В живописи Пуссена эти принципы наиболее полно разработаны в героических пейзажах, созданных около 1650 года, особенно в тех, что иллюстрируют историю Фокиона. Они демонстрируют глубокое внутреннее единство формы и содержания в идеальном пейзаже — суровый рассказ Плутарха вдохновил Пуссена на создание самых строгих его композиций (ил. 77). Они призваны символизировать опасность, которой чревато непостоянство черни, приговорившей к смерти великого предводителя единственно на том основании, что он не искал ее расположения и отличался вызывающей раздражение способностью всегда быть правым; по замыслу Пуссена декорации, на фоне которых разворачивается эта история, должны быть предельно простыми. Никакой красоты освещения, никаких пленительных перспектив — только насыщенная, логично построенная бескомпромиссно фронтальная композиция. Прочность этих огромных масс, уверенность, с какой взгляд зрителя уводится вдаль и останавливается евклидовой завершенностью храма, производят впечатление несокрушимой логики. Но в прекрасных мифах, написанных Пуссеном между 1658 и 1665 годами, геометрический пыл остывает или, по крайней мере, маскируется. Эти произведения по-прежнему представляют собой в полном смысле идеальные пейзажи. Как сказал Хэзлитт, «в них реализуется заранее принятое решение. Пуссен использует природу в своих собственных целях, разрабатывает ее образы в соответствии с собственными интеллектуальными критериями… здесь дается основная идея художественного замысла, все остальное вырастает из нее и уподобляется ей благодаря неустанной работе прилежного воображения». Но в том же фрагменте Хэзлитт справедливо замечает, что Пуссен «мог бы придать ландшафту, на фоне которого разворачиваются его героические сюжеты, вид живой природы в ее нетронутой первозданности и полноте, основательной, щедрой, пышной, изобилующей жизнью и силой». И именно это чувственное понимание как органических, так и абстрактных форм делает последние пейзажи Пуссена бесконечно убедительными.
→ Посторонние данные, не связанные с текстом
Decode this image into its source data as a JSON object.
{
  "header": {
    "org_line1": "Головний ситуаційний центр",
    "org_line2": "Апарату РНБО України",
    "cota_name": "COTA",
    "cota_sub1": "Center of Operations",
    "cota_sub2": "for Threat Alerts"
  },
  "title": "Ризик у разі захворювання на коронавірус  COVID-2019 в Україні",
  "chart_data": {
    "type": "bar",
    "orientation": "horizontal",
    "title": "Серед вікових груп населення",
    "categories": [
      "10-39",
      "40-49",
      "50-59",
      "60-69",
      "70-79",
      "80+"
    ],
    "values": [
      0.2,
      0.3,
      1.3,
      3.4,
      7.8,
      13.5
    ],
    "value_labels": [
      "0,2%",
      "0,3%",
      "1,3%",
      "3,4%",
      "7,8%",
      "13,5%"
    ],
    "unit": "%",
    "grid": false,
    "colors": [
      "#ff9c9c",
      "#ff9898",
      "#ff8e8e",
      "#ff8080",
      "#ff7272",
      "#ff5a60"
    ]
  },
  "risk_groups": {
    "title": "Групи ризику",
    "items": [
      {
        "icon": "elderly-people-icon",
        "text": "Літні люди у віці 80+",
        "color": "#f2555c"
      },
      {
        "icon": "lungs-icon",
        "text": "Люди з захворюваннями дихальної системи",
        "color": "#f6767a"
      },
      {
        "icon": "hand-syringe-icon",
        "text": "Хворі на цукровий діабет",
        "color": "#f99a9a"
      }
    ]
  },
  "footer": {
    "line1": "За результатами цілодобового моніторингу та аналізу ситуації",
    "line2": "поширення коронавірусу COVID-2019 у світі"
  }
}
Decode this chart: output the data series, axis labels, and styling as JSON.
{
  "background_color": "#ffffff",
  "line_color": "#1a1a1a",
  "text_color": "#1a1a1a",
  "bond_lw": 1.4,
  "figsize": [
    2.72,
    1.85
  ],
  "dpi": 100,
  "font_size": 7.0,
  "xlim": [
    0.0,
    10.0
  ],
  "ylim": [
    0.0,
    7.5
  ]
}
При том что их сюжеты заимствованы из античных мифов — Орфей и Эвридика, Полифем, гигант Орион — и, вне всякого сомнения, навеяны прилежным чтением классических авторов, они, по-моему, ничем не напоминают воображаемые миры Овидия и Вергилия. Они слишком серьезны, слишком отягчены мыслью и осознанием первородного греха. Царство Сатурна закончилось. Глядя на эти долины с таинственными лесами и беззвучными потоками «вдали от пламенной луны», нельзя не вспомнить первые строки «Гипериона» и то, что Китс, который, как правило, искал вдохновения в произведениях искусства, наверняка был знаком с поздними пейзажами Пуссена — теми, что так любили Хэзлитт и Лэм. «Гиперион» — последнее и величайшее произведение в духе Мильтона, и, когда размышляешь о Пуссене, прежде всего вспоминается именно Мильтон. И хотя ему был чужд крайний рационализм Пуссена, у обоих мы находим тот же восторг перед языческим богатством цвета и образности — в молодости; те же напряжение и дидактичность — в зрелые годы; а в старости — те же самоотречение и отрешенность от мира, придающие новую глубину их поэтическому видению.